Her death came as Bacolod reported a spike in COVID-19 infections. The city announced a four-day lockdown starting Saturday and is considering stricter quarantine measures and regional checkpoints, leaving surviving activists worried for their own safety if they are confined to their homes.
“What happened to Zara is really a message for us,” said Clarizza Singson, secretary-general of Karapatan-Negros, who received a death threat on the night Alvarez was killed.
It was far from the first threat Singson has received, but she said coronavirus movement restrictions make this time different. Not only are she and her fellow activists unable to conduct fact-finding missions to investigate alleged police and military abuses on the island – the lockdowns also keep them from fleeing to safe houses to evade danger.

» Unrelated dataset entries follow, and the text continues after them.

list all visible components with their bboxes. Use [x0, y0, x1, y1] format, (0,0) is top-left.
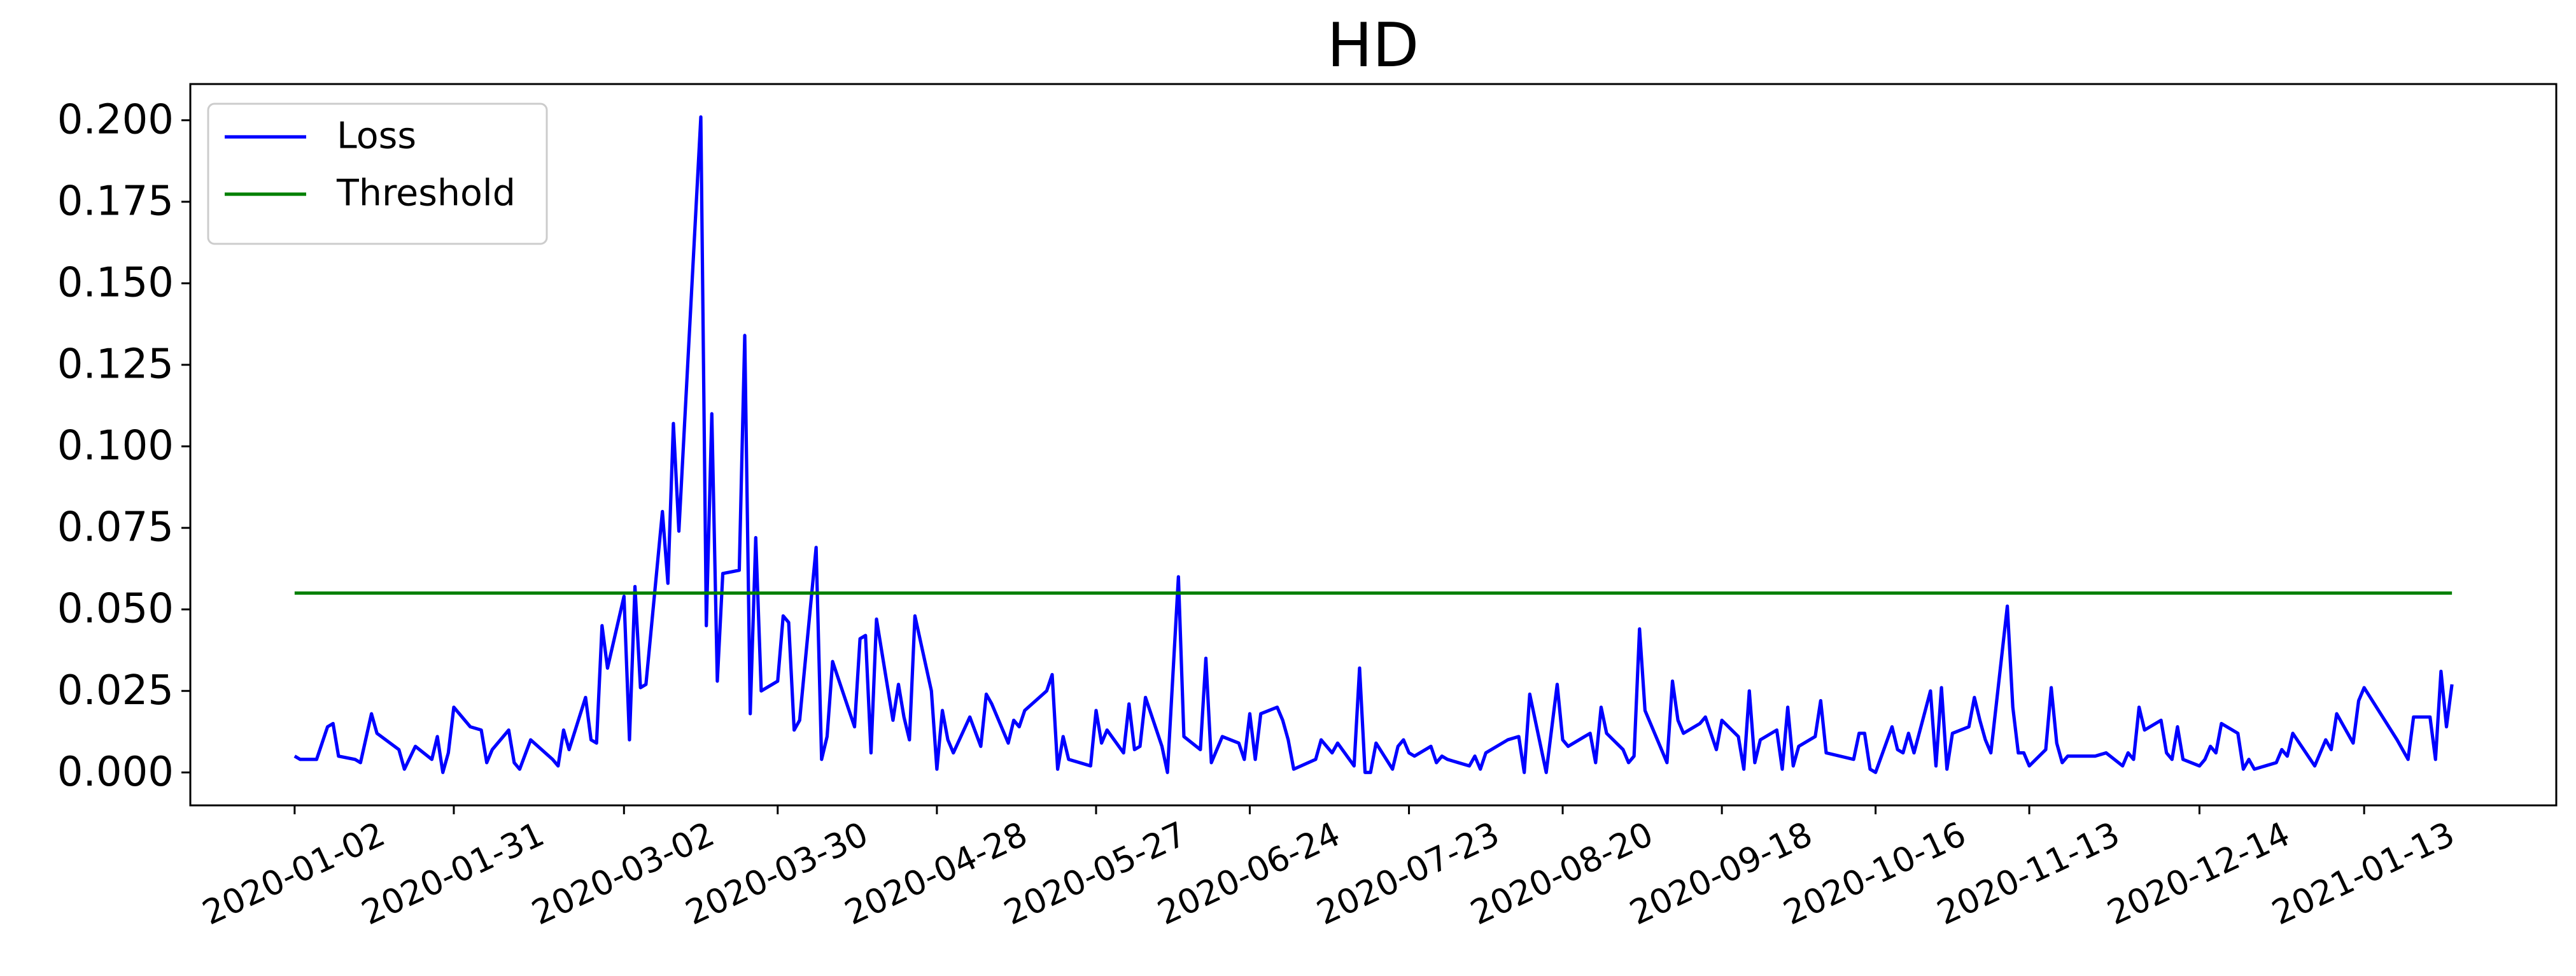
- y-tick-label: 0.050: [57, 586, 174, 633]
- y-tick-label: 0.150: [57, 260, 174, 307]
- y-tick-label: 0.100: [57, 423, 174, 470]
- y-tick-label: 0.175: [57, 178, 174, 225]
- plot-frame: [189, 83, 2558, 807]
- y-tick-label: 0.025: [57, 667, 174, 714]
- y-tick-label: 0.125: [57, 341, 174, 388]
- legend-box: [207, 103, 548, 245]
- y-tick-label: 0.200: [57, 96, 174, 143]
- y-tick-label: 0.075: [57, 504, 174, 551]
- series-line: [293, 115, 2454, 774]
- legend-label: Loss: [337, 115, 416, 157]
- chart-title: HD: [1327, 11, 1419, 81]
- y-tick-label: 0.000: [57, 749, 174, 796]
- legend-label: Threshold: [336, 173, 516, 215]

Ereneo Longino, a rights worker in Negros, said he left his home last week after being watched by an unidentified person on a motorcycle, just days after the murder of Alvarez. On Saturday, Karapatan said it received a text message of a “liquidation” list containing the names of Longino, Singson and eight other activists.

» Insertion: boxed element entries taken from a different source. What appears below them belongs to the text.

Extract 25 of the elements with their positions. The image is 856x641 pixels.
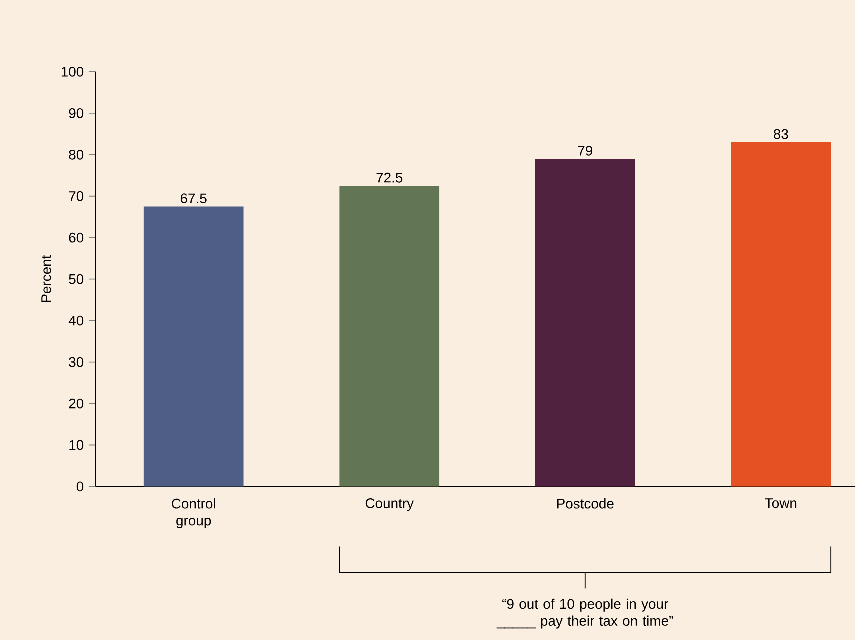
y-tick-label: 100 (62, 67, 84, 78)
y-tick-label: 90 (69, 108, 84, 119)
bar (144, 206, 244, 487)
data-label: 83 (774, 130, 788, 140)
text: “9 out of 10 people in your _____ pay their tax on time” (496, 599, 674, 629)
data-label: 72.5 (376, 173, 403, 183)
data-label: 79 (578, 146, 592, 156)
x-tick-label: Postcode (557, 498, 614, 509)
x-tick-label: Country (366, 498, 414, 512)
data-label: 67.5 (180, 194, 207, 204)
y-tick-label: 80 (69, 150, 84, 160)
y-tick-label: 60 (69, 233, 84, 243)
bar (535, 159, 636, 487)
y-tick-label: 40 (68, 316, 84, 326)
y-tick-label: 0 (76, 482, 84, 492)
y-axis-title: Percent (42, 256, 52, 302)
y-tick-label: 20 (69, 398, 84, 409)
x-tick-label: Town (765, 498, 797, 508)
y-tick-label: 50 (69, 274, 84, 284)
y-tick-label: 70 (69, 192, 84, 202)
bar (731, 142, 832, 487)
y-tick-label: 10 (70, 440, 84, 450)
bar (340, 186, 440, 487)
x-tick-label: Control group (172, 498, 216, 529)
y-tick-label: 30 (69, 358, 84, 368)
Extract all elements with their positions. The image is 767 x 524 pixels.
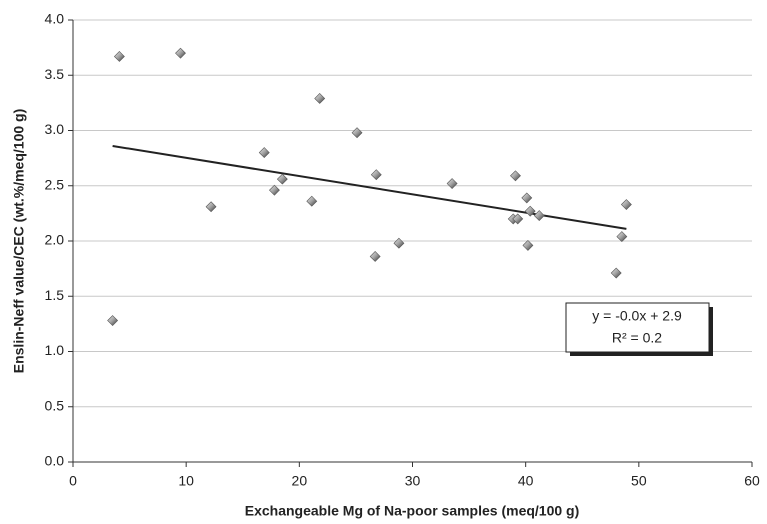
point [351, 127, 363, 139]
point [512, 213, 524, 225]
x-axis-title: Exchangeable Mg of Na-poor samples (meq/… [245, 503, 580, 519]
y-tick-label: 4.0 [45, 11, 65, 27]
point [616, 231, 628, 243]
y-axis-title: Enslin-Neff value/CEC (wt.%/meq/100 g) [11, 109, 27, 374]
point [533, 210, 545, 222]
point [258, 147, 270, 159]
point [510, 170, 521, 182]
y-tick-label: 3.5 [45, 66, 65, 82]
point [314, 93, 326, 104]
y-tick-label: 1.5 [45, 287, 65, 303]
x-tick-label: 10 [178, 473, 194, 489]
y-tick-label: 3.0 [45, 121, 65, 137]
equation: y = -0.0x + 2.9 [592, 308, 682, 324]
x-tick-label: 50 [631, 473, 647, 489]
point [276, 173, 288, 185]
trendline [112, 144, 627, 230]
point [521, 192, 533, 204]
y-tick-label: 1.0 [45, 342, 65, 358]
point [370, 169, 382, 181]
point [393, 237, 405, 249]
y-tick-label: 2.0 [45, 232, 65, 248]
x-tick-label: 60 [744, 473, 760, 489]
point [369, 251, 381, 262]
point [610, 267, 622, 279]
x-tick-label: 0 [69, 473, 77, 489]
y-tick-label: 0.0 [45, 453, 65, 469]
point [205, 201, 217, 213]
point [306, 195, 318, 207]
y-tick-label: 2.5 [45, 176, 65, 192]
point [269, 184, 280, 196]
point [113, 51, 125, 62]
point [620, 199, 632, 210]
x-tick-label: 20 [292, 473, 308, 489]
point [446, 178, 458, 189]
point [524, 205, 536, 217]
point [175, 47, 186, 59]
x-tick-label: 40 [518, 473, 534, 489]
equation-box [565, 302, 710, 353]
r-squared: R² = 0.2 [612, 330, 662, 346]
x-tick-label: 30 [405, 473, 421, 489]
point [522, 239, 534, 251]
y-tick-label: 0.5 [45, 397, 65, 413]
point [107, 315, 119, 326]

“We really have to be cautious,” said Singson, who added that the murder of Alvarez deviated from the usual police and military-led counterinsurgency operations seen in Negros. Instead, it contained the hallmarks of a “death squad” killing – a new threat for Bacolod that has left activists there creating plans to go into hiding should the need arise.
Death squads have played a key role in Duterte’s drug war, which the country’s rights commission estimates has killed over 27,000 civilians since he came into power. They have also executed a skyrocketing number of rights workers and activists under Duterte, making the Philippines among the world’s deadliest countries for human rights and environmental defenders, according to Karapatan and the United Kingdom-based Global Witness.
Some have lost their lives in official counterinsurgency operations, but many more, including Alvarez, have been killed by small groups of assailants, often on motorcycles, who are swifter, less predictable, and harder to track than state security forces.
But even as the drug war has slowed – although not stopped amid the pandemic – the elimination of Duterte’s critics has continued. On Sunday, Merlin Ansabu Celis, a Manobo opponent of logging on Indigenous lands in Mindanao, was killed by four men as she walked to her farm with her daughter.
It has left activists left with no choice but to continue their work, even as quarantine measures and travel bans give them fewer avenues to hide from authorities.
Felipe Levy Gelle, a spokesperson of the Negros-based peasants’ rights group Paghidaet sa Kauswagan Development Group (PDG) Inc. who was also named on the “liquidation” list, said military surveillance has escalated on the island. He accused the government, which has dragged its feet in investigating past murders of rights activists, of being “behind the killings.”
“Our work and movement is limited,” he said. “But we must go on. The people, the farmers and farm workers need us more than ever.”
Alvarez “feared for her life and for her daughter’s life,” Singson said. “But the search for justice has no end.”